Essa ideia de uma cidade sob águas marinhas aparece em um dos capítulos do livro “Os Anéis de Saturno” de W. G. Sebald, autor alemão que recém descobri e de quem copio o excerto na tradução de José Marcos Macedo:
“Dunwich: essa região é tão vazia e deserta que, se alguém fosse ali abandonado, mal saberia dizer se estava na costa do mar do Norte ou talvez às margens do mar Cáspio ou no golfo de Lian-tung. Ela é hoje o que restou de uma cidade que foi um dos portos mais importantes da Europa na Idade Média. Um dia houve ali mais de cinquenta igrejas, monastérios e hospitais, estaleiros, praças fortes, uma frota mercante e pesqueira com oitenta navios e dezenas de moinhos de vento. Tudo isso foi a pique e agora se encontra debaixo do mar, sob areia aluvial e cascalho, espalhado por uma área de seis ou sete quilômetros quadrados. Na noite de ano-novo de 1285 a 1286 uma inundação devastou a cidade baixa e a região do porto de forma tão terrível que, durante meses, ninguém foi capaz de dizer onde terminava o mar e começava a terra. Em toda parte, muros caídos, entulhos, escombros, vigas partidas, cascos de navio destroçados, massas encharcadas de lodo, cascalho, areia e água. Quando se olha o mar do topo da colina, na direção de onde deve ter sido um dia a cidade, sente-se o poderoso sorvo do vazio. Talvez seja por isso que Dunwich virou uma espécie de centro de peregrinação para escritores melancólicos na era vitoriana.”

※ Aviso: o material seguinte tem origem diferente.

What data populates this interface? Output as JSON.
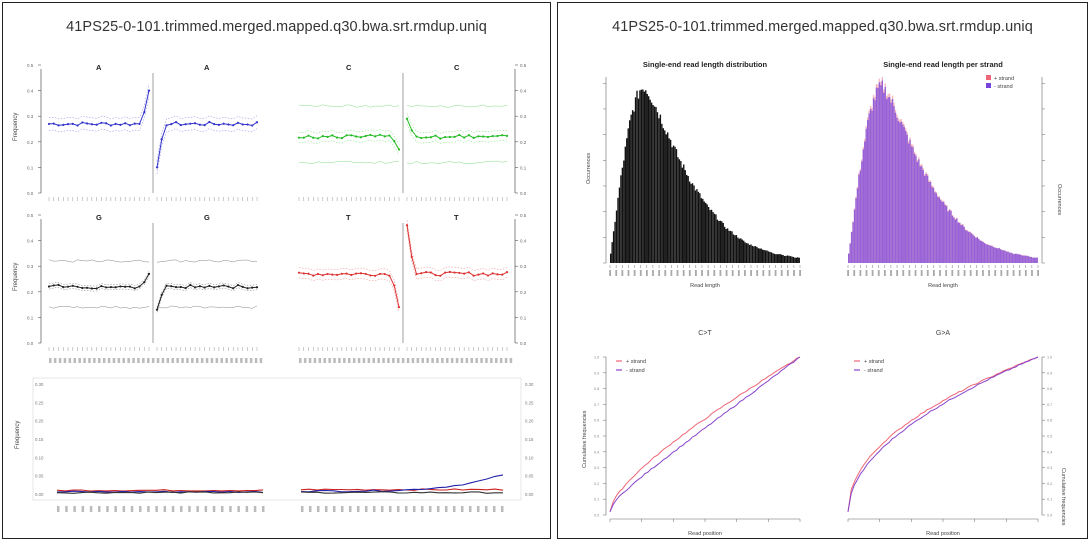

Aí me vem a canção do Chico: “E quem sabe então o Rio será alguma cidade submersa” (“Futuros Amantes”). E ao invés de “Não se afobe não, que nada é pra já”, se afobe aí, amigão, venha ao Rio antes que seja tarde e a cidade vire mar.
Termino te escrever, abro o jornal e deparo com a seguinte resenha literária:
“Entre o céu e o sal”. Autor: Everton Behenck. Editora: Nacional. Páginas: 224. Preço: R$ 64,90. Sinopse: “A Zona Sul do Rio foi totalmente tomada pela água do mar. A elite expulsou os moradores dos morros para dar lugar aos novos bairros. Aos pobres, a única alternativa foi invadir os prédios alagados e construir ali novas favelas. É neste cenário que se desenrola esta distopia que mescla elementos reais com ficção.”
Mera coincidência ou primeira trombeta do apocalipse? Por via das dúvidas, venha logo.